In fact the tapering talk by Fed has already given shiver to most of the emerging market forcing Indonesia to raise its rates. Brazil raised its interest tares twice by 50 basis points in July & August and Turkey was forced to raise its rates for 1st time in almost 2-years to defend its currency. While India’s RBI took a big move by using its monetary tool on July 16 by increasing banks short term cost of borrowing through Marginal Standing Facility (MSF) rate and Bank Rate each by 200 basis points (2 Pct) to make Rupee less attractive, which is not working in favor of Indian Rupee.
This week market will once again start focusing on various Fed officials speeches and will be looking at the US economic data’s. Tapering in September would confirm that it was a pre-planned FED strategy to start its unwinding program and the economy had little to contribute towards the FED move unless it worsens. I think if we look at the 10-year US bond yield at 2.90 pct, which gives a better picture about the trend due to the size of bond market, it points towards tapering. Basically the question on tapering is when, not if, September or later. This time Fed language will be of key relevance about its forward guidance strategy and Chairman Bernanke’s press conference could add the spice. Later next month, Fed minutes will provide more clarity on the subject.

GOLD @ $1390.65 = It was another successful week, as my gold target of $ 1365 was met with ease. Though payroll fell this week, I do not see any reason for further gold gains unless Syrian unrest flares-up. Hence, any up move should be short-lived.
Identical strategy is recommended for next week.
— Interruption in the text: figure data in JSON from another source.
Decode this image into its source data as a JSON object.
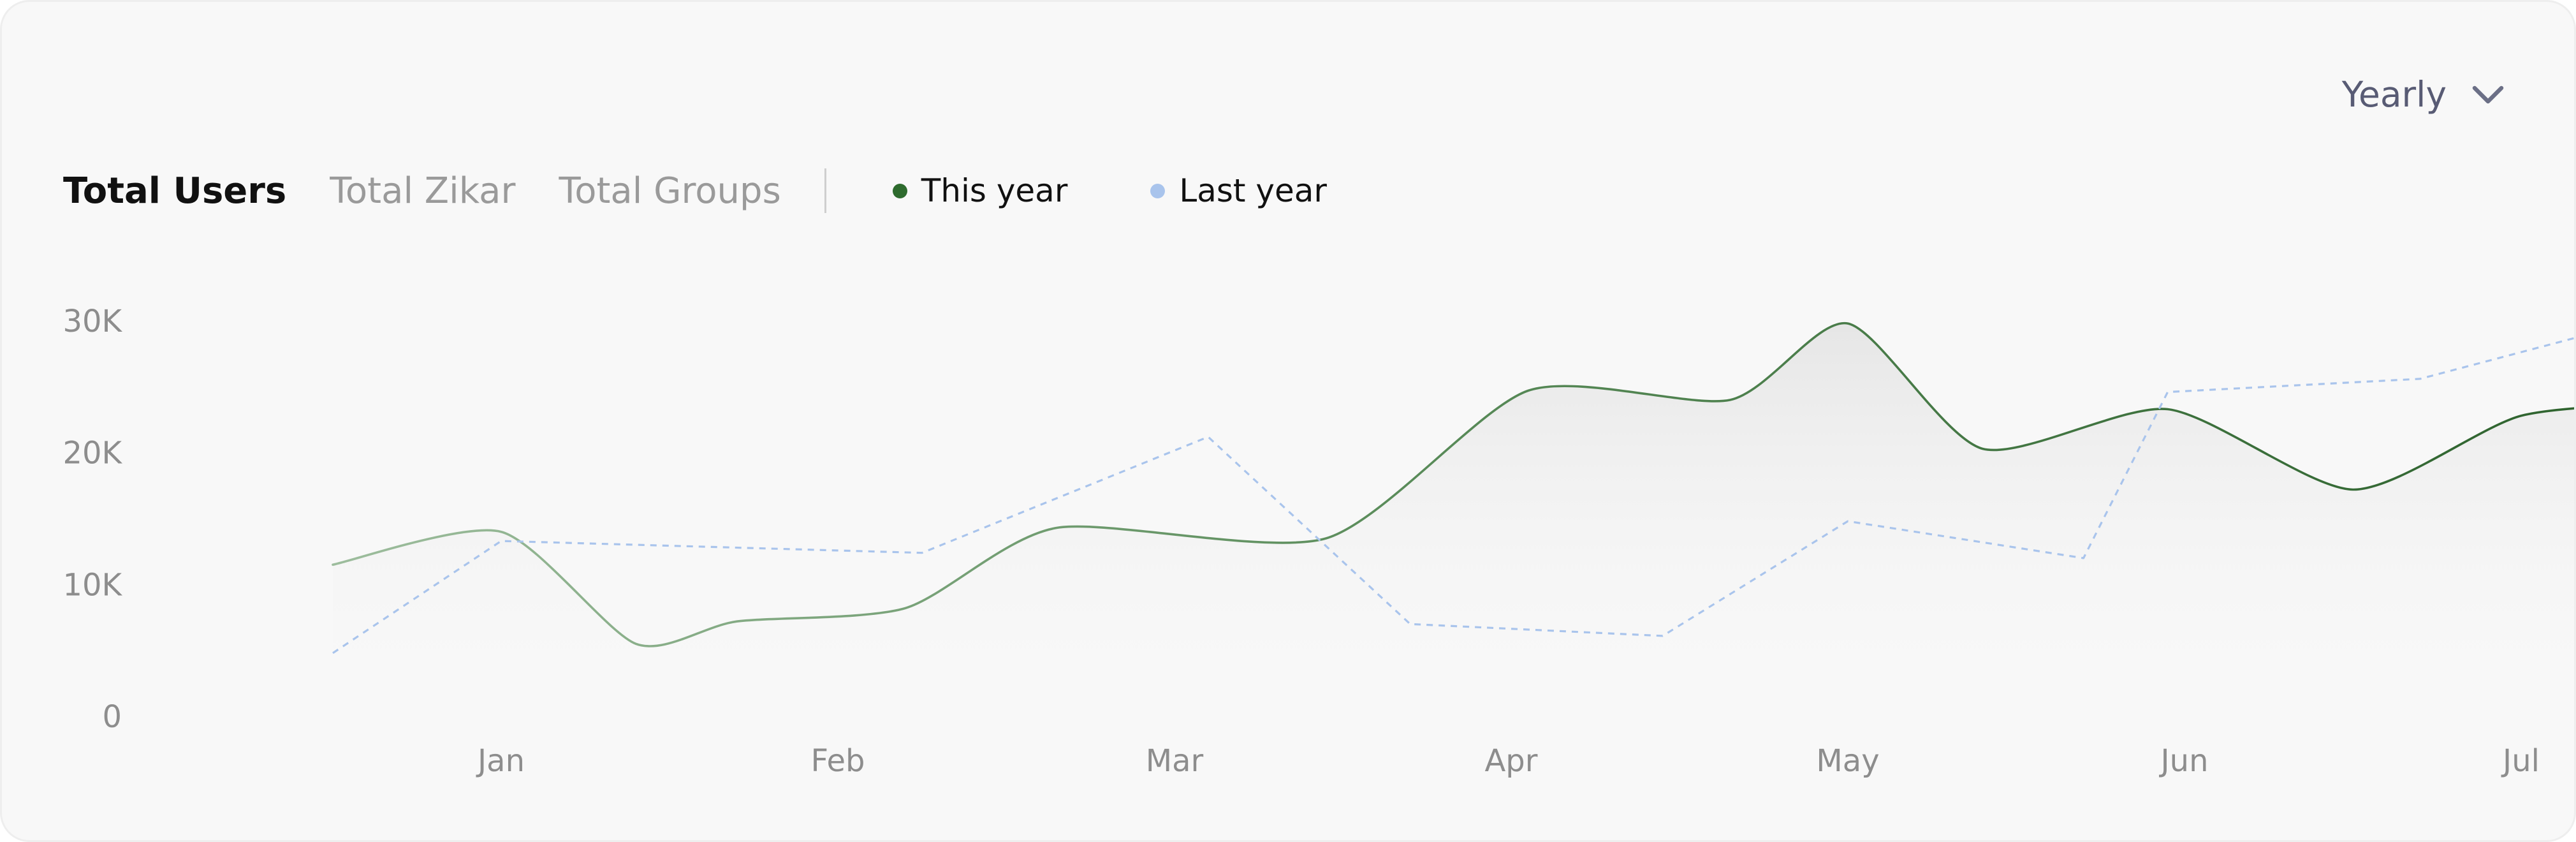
{
  "header": {
    "period_select": "Yearly",
    "chevron_icon": "chevron-down-icon"
  },
  "tabs": [
    {
      "label": "Total Users",
      "active": true
    },
    {
      "label": "Total Zikar",
      "active": false
    },
    {
      "label": "Total Groups",
      "active": false
    }
  ],
  "legend": [
    {
      "label": "This year",
      "color": "#2e6b2e"
    },
    {
      "label": "Last year",
      "color": "#a9c4ec"
    }
  ],
  "chart_data": {
    "type": "line",
    "x_ticks": [
      "Jan",
      "Feb",
      "Mar",
      "Apr",
      "May",
      "Jun",
      "Jul"
    ],
    "y_ticks": [
      "0",
      "10K",
      "20K",
      "30K"
    ],
    "ylim": [
      0,
      30000
    ],
    "x_range": [
      0.5,
      7.5
    ],
    "grid": false,
    "legend_position": "top-left",
    "series": [
      {
        "name": "This year",
        "style": "solid",
        "color": "#2e6b2e",
        "area_fill": true,
        "points": [
          [
            0.5,
            11500
          ],
          [
            1.0,
            14000
          ],
          [
            1.4,
            5500
          ],
          [
            1.7,
            7200
          ],
          [
            2.2,
            8200
          ],
          [
            2.65,
            14300
          ],
          [
            3.45,
            13500
          ],
          [
            4.05,
            24700
          ],
          [
            4.65,
            24000
          ],
          [
            5.0,
            29800
          ],
          [
            5.4,
            20300
          ],
          [
            5.95,
            23300
          ],
          [
            6.5,
            17200
          ],
          [
            7.0,
            22800
          ],
          [
            7.5,
            23800
          ]
        ]
      },
      {
        "name": "Last year",
        "style": "dashed",
        "color": "#a9c4ec",
        "points": [
          [
            0.5,
            4800
          ],
          [
            1.0,
            13300
          ],
          [
            2.25,
            12400
          ],
          [
            3.1,
            21200
          ],
          [
            3.7,
            7000
          ],
          [
            4.45,
            6100
          ],
          [
            5.0,
            14800
          ],
          [
            5.7,
            12000
          ],
          [
            5.95,
            24600
          ],
          [
            6.7,
            25600
          ],
          [
            7.5,
            31000
          ]
        ]
      }
    ]
  }
}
On the upside only break $ 1408 would risk for $ 1420. However, fall below $ 1375-80 will encourage for more losses, break of $ 1345-50 is required for a test of $ 1335.
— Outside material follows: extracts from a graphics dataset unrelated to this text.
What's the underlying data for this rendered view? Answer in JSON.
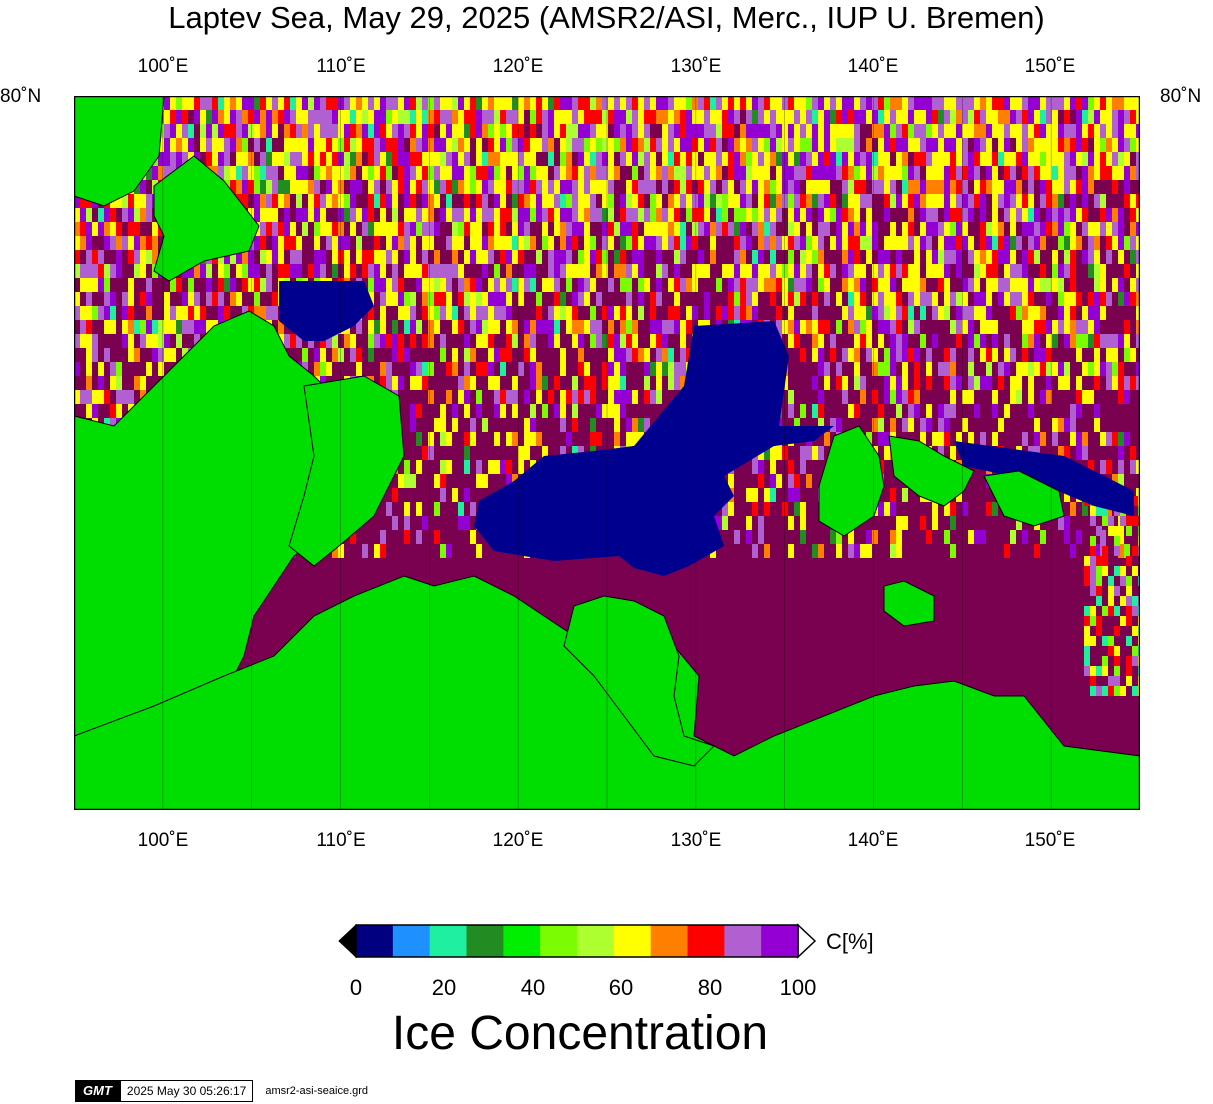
{
  "title": "Laptev Sea, May 29, 2025 (AMSR2/ASI, Merc., IUP U. Bremen)",
  "map": {
    "lon_labels": [
      "100˚E",
      "110˚E",
      "120˚E",
      "130˚E",
      "140˚E",
      "150˚E"
    ],
    "lon_values": [
      100,
      110,
      120,
      130,
      140,
      150
    ],
    "lon_range": [
      95,
      155
    ],
    "lat_label": "80˚N",
    "colors": {
      "land": "#00dd00",
      "open_water": "#00008f",
      "full_ice": "#7a0050",
      "coast": "#000000"
    }
  },
  "colorbar": {
    "title": "Ice Concentration",
    "unit": "C[%]",
    "ticks": [
      "0",
      "20",
      "40",
      "60",
      "80",
      "100"
    ],
    "colors": [
      "#000080",
      "#1e90ff",
      "#1ef0a0",
      "#228b22",
      "#00ee00",
      "#7cfc00",
      "#adff2f",
      "#ffff00",
      "#ff7f00",
      "#ff0000",
      "#b060d0",
      "#9400d3"
    ],
    "end_colors": {
      "below": "#000000",
      "above": "#ffffff"
    }
  },
  "footer": {
    "logo": "GMT",
    "timestamp": "2025 May 30 05:26:17",
    "filename": "amsr2-asi-seaice.grd"
  }
}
EURO @ 1.3177 = As per expectation Euro met with strong resistance and failed to surpass 1.3260 to hit the lows of 1.3105. Trading remained within a narrow band, as market is still trying to determine the trend.
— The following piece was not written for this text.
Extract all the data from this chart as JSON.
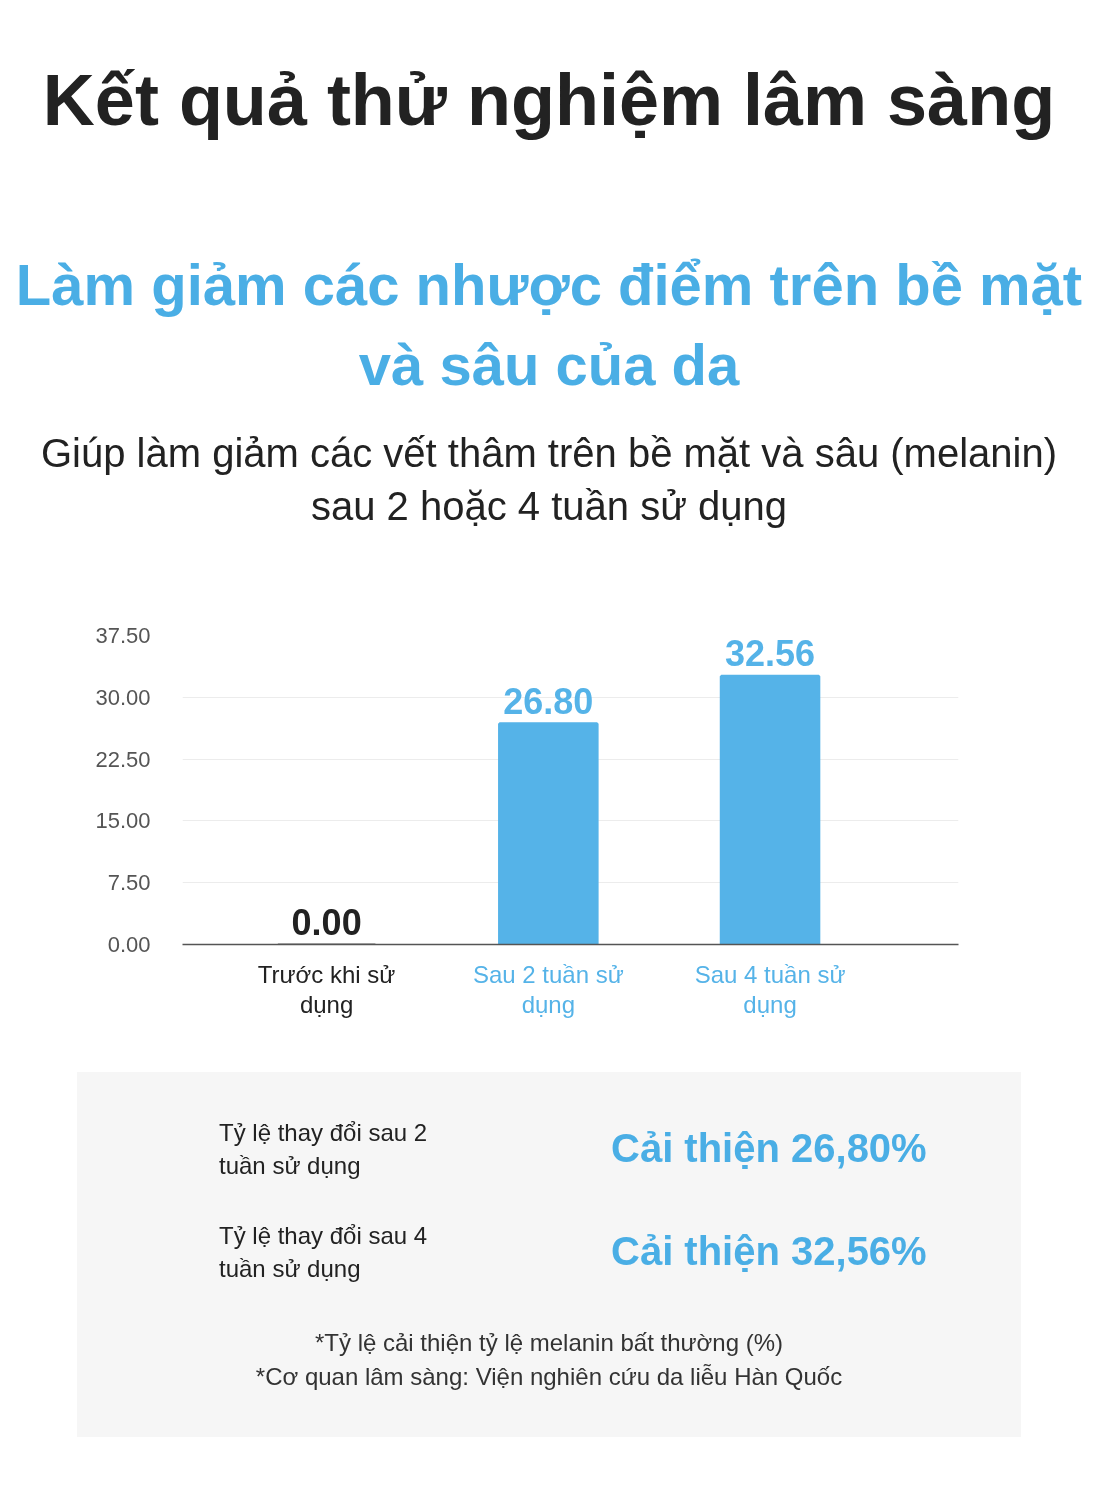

Despite fall in US jobs, Euro could not make big gains and initially should remain under pressure. In the absence of any major data trading will be held on technicals. Euro may continue to struggle to move beyond 1.3260-80 and only break would encourage for a test of 1.3330 levels, which is not a preferred move. See risk for a break of 1.3080-90 levels for 1.3020-40 or possibly 1.2955. Range for the week 1.2950 – 1.3380.
GBP @ 1.5623 = Last week Cable succeeded in gaining upside momentum after penetrating 1.5570 levels to hit and surge beyond target 1.5640 to test topside of the range.
This week, initially, Cable should find buyers around 1.5550 levels for a move and test of a 1.5690-95 levels and needs to clear for 1.5740, which may not be possible on 1stattempt. If breaks support levels could hit 1.5440. However, any move towards 1.5750 zones would be opportunity to short cable. Range for week 1.5520-1.5750.
JPY @ 99.08 = Last week, I did warn that there are many factors driving Japanese currency. It did touch the highs of the range and briefly test 100.25 levels before gaining sharply.
In the absence of any news from Syria, Yen should gradually lose its strength or else any negative news of flare-up could see rush for JPY buying as a safe haven currency. The levels to watch is 98.20, as long as it does not break, there is possibility for another test of 100.30-50 zones. Failing to hold the resistance level of 98.20 on Syrian news would risk for 97.45 or 95.70
Range for the week 98.20 – 100.80.
AUD 0.9177 = Aussie up move was against my expectation. But this rally should not surpass 0.9270-80 levels for a down move or else will test 0.9320. I am expecting a gradual dip. AUD needs to break 0.9105 for a test of 0.9050 or 0.9010.  Range for the week 0.8980– 0.9320.